Im Unternehmen – und insbesondere im Projektmanagement – sind bereits eine Vielzahl von Medien im Einsatz. Nicht wenige klagen schon heute über „Information Overload“. Warum also Microblogging? Welche Probleme löst es und sind dies die wichtigsten Probleme? Mich erinnert der Hype um Enterprise Microblogging derzeit zu sehr am Paul Watzlawick:
Wer als Werkzeug nur einen Hammer hat, sieht in jedem Problem einen Nagel.
Ich bezweifle nicht, dass Microblogging im Unternehmen einen Nutzen haben kann; als fein-granularer Ersatz für Statusberichte im Projekt und als permanente, asynchrone Standup-Meetings sehe ich durchaus Erfolg versprechende Anwendungsgebiete. Den weitaus größeren Hebel bietet eine Kommunikationskultur geprägt von Wertschätzung und Ehrlichkeit. Nur mit der richtigen Komunikationskultur bringen zusätzliche Kommunikationskanäle einen zusätzlichen Nutzen. Fehlt diese Kultur, herrscht gar Angst, bleibt auch Microblogging nur eine weitere Manifestation ineffizienter Kommunikationsmuster. Oder plakativer: Wird der Überbringer der schlechten Nachricht weiterhin geköpft, werden die schlechten Nachrichten auch über Twitter nicht bereitwilliger kommuniziert.
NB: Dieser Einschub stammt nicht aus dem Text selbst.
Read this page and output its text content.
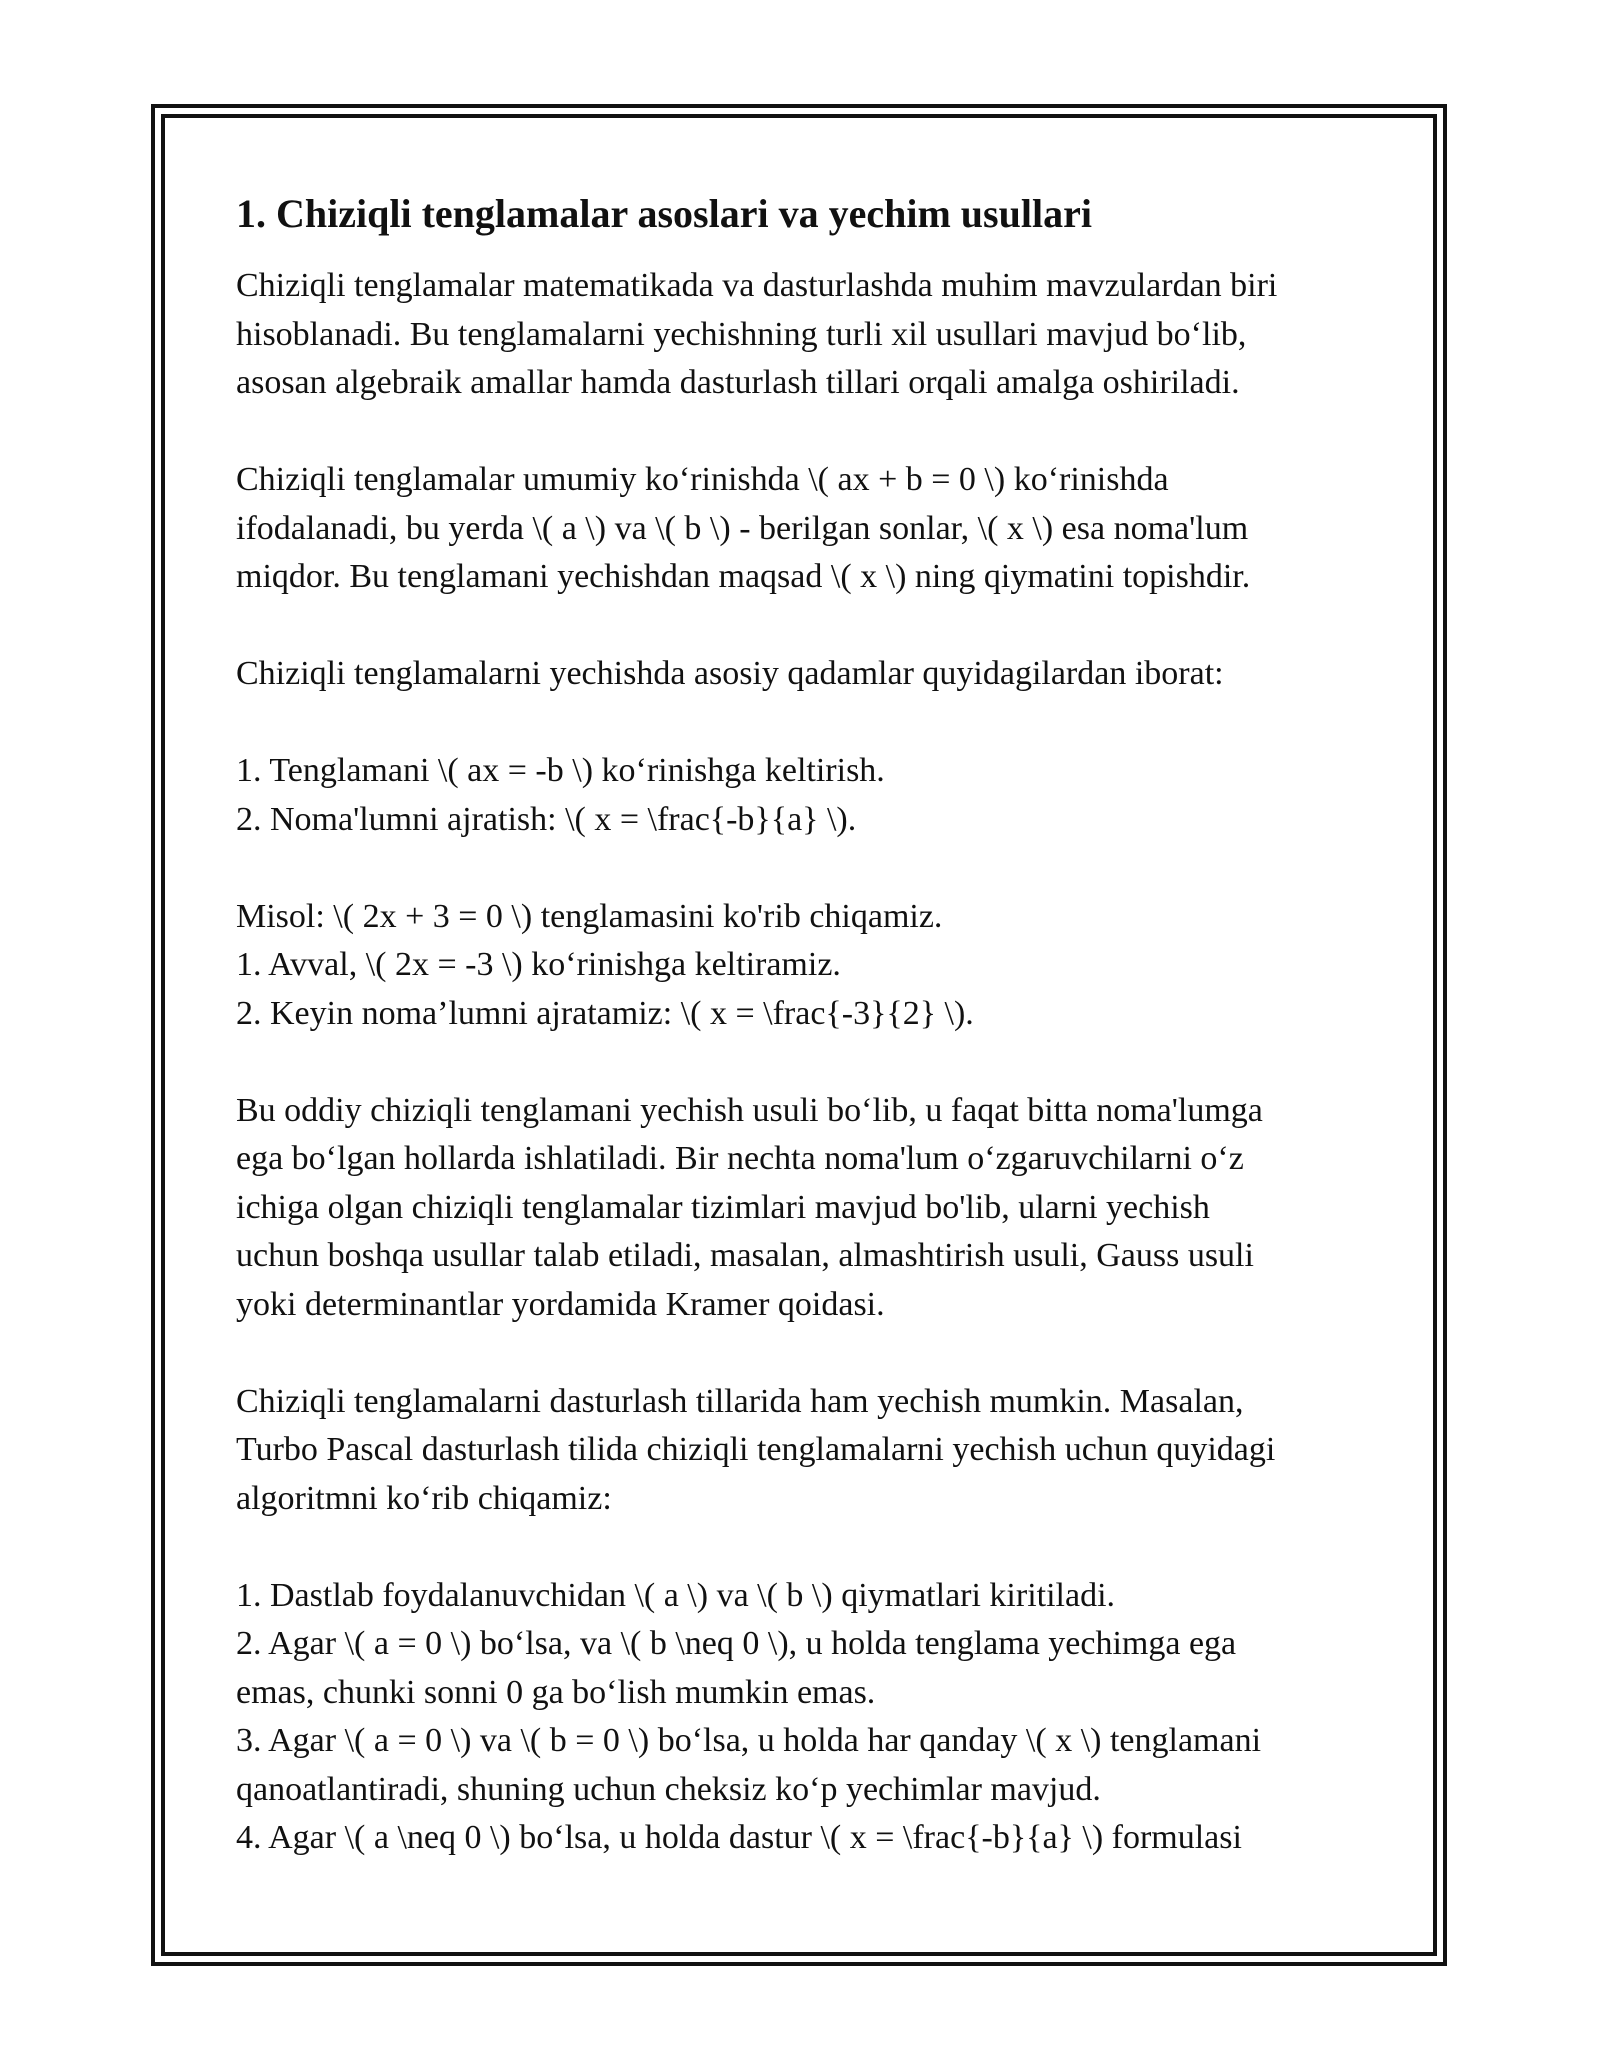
1. Chiziqli tenglamalar asoslari va yechim usullari
Chiziqli tenglamalar matematikada va dasturlashda muhim mavzulardan biri
hisoblanadi. Bu tenglamalarni yechishning turli xil usullari mavjud bo‘lib,
asosan algebraik amallar hamda dasturlash tillari orqali amalga oshiriladi.
Chiziqli tenglamalar umumiy ko‘rinishda \( ax + b = 0 \) ko‘rinishda
ifodalanadi, bu yerda \( a \) va \( b \) - berilgan sonlar, \( x \) esa noma'lum
miqdor. Bu tenglamani yechishdan maqsad \( x \) ning qiymatini topishdir.
Chiziqli tenglamalarni yechishda asosiy qadamlar quyidagilardan iborat:
1. Tenglamani \( ax = -b \) ko‘rinishga keltirish.
2. Noma'lumni ajratish: \( x = \frac{-b}{a} \).
Misol: \( 2x + 3 = 0 \) tenglamasini ko'rib chiqamiz.
1. Avval, \( 2x = -3 \) ko‘rinishga keltiramiz.
2. Keyin noma’lumni ajratamiz: \( x = \frac{-3}{2} \).
Bu oddiy chiziqli tenglamani yechish usuli bo‘lib, u faqat bitta noma'lumga
ega bo‘lgan hollarda ishlatiladi. Bir nechta noma'lum o‘zgaruvchilarni o‘z
ichiga olgan chiziqli tenglamalar tizimlari mavjud bo'lib, ularni yechish
uchun boshqa usullar talab etiladi, masalan, almashtirish usuli, Gauss usuli
yoki determinantlar yordamida Kramer qoidasi.
Chiziqli tenglamalarni dasturlash tillarida ham yechish mumkin. Masalan,
Turbo Pascal dasturlash tilida chiziqli tenglamalarni yechish uchun quyidagi
algoritmni ko‘rib chiqamiz:
1. Dastlab foydalanuvchidan \( a \) va \( b \) qiymatlari kiritiladi.
2. Agar \( a = 0 \) bo‘lsa, va \( b \neq 0 \), u holda tenglama yechimga ega
emas, chunki sonni 0 ga bo‘lish mumkin emas.
3. Agar \( a = 0 \) va \( b = 0 \) bo‘lsa, u holda har qanday \( x \) tenglamani
qanoatlantiradi, shuning uchun cheksiz ko‘p yechimlar mavjud.
4. Agar \( a \neq 0 \) bo‘lsa, u holda dastur \( x = \frac{-b}{a} \) formulasi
Wenn Projektleiter oder Manager das Gefühl haben, dass wichtige Informationen nicht, zu spät oder verfälscht und geschönt zu ihnen durchdringen, ist das in den allermeisten Fällen keine Frage des Mediums, sondern der Kultur. Diese Kultur zu verändern ist die wichtigste Führungsaufgabe; deutlich schmerzhafter als ein neues Werkzeug einzuführen, aber auch deutlich effektiver.
Update 14.06.2010
Dr. Stefan Hagen nennt in seinem Artikel Warum scheitern Projekte ebenfalls professionelle Kommunikation als wesentlichen Erfolgsfaktor:
Die Kommunikationskultur ist in vielen Projekten und Unternehmen einfach immer noch schlecht. Umgekehrt ist eine gute und professionelle Kommunikation DER größte “Hebel” in Projekten.
(Gefunden über die Liste Top-25: Warum Projekte ständig scheitern)
Update 16.6.2010
Schönes Beispiel über den Umgang eines CIO mit negativer Kritik seiner Mitarbeiter im Artikel von Naomi Kerten:
One of the most important responsibilities of a CIO (or anyone in a leadership position) is to serve as a role model. If he invites feedback and then suggests by word or deed that only positive feedback is welcome, he fails as a role model. He also guarantees that critical feedback – the kind he really ought to hear – will be withheld.
Wie gesagt: Wenn kritisches Feedback oder schlechte Nachrichten bestraft werden, werden genau diese Informationen zurückgehalten. Die Führungsaufgabe wird mit unvollständigen Informationen aber zum gefährlichen Blindflug.
2 Kommentare
Danke für die kritische Auseinandersetzung mit dem Thema Enterprise Microblogging.
Ich stimme mit Ihnen absolut überein, dass die Kultur ein viel wichtiger Faktor is als ein Tool wie z.B. Communote. Allerdings merken wir sehr wohl das eine offene Kulur im Unternehmen viel besser mit dem Einsatz von Web2.0 Tools wie Wikis, Blogs und auch eben Microblogs erfolgen kann und das Potential in der Kommunikation liegt. Bei Communardo haben wir die interne Kommunikation per E‑Mail abgeschafft und kommunizieren zu Themen und Projekten offen und Teamübergreifend in Mircoblogs.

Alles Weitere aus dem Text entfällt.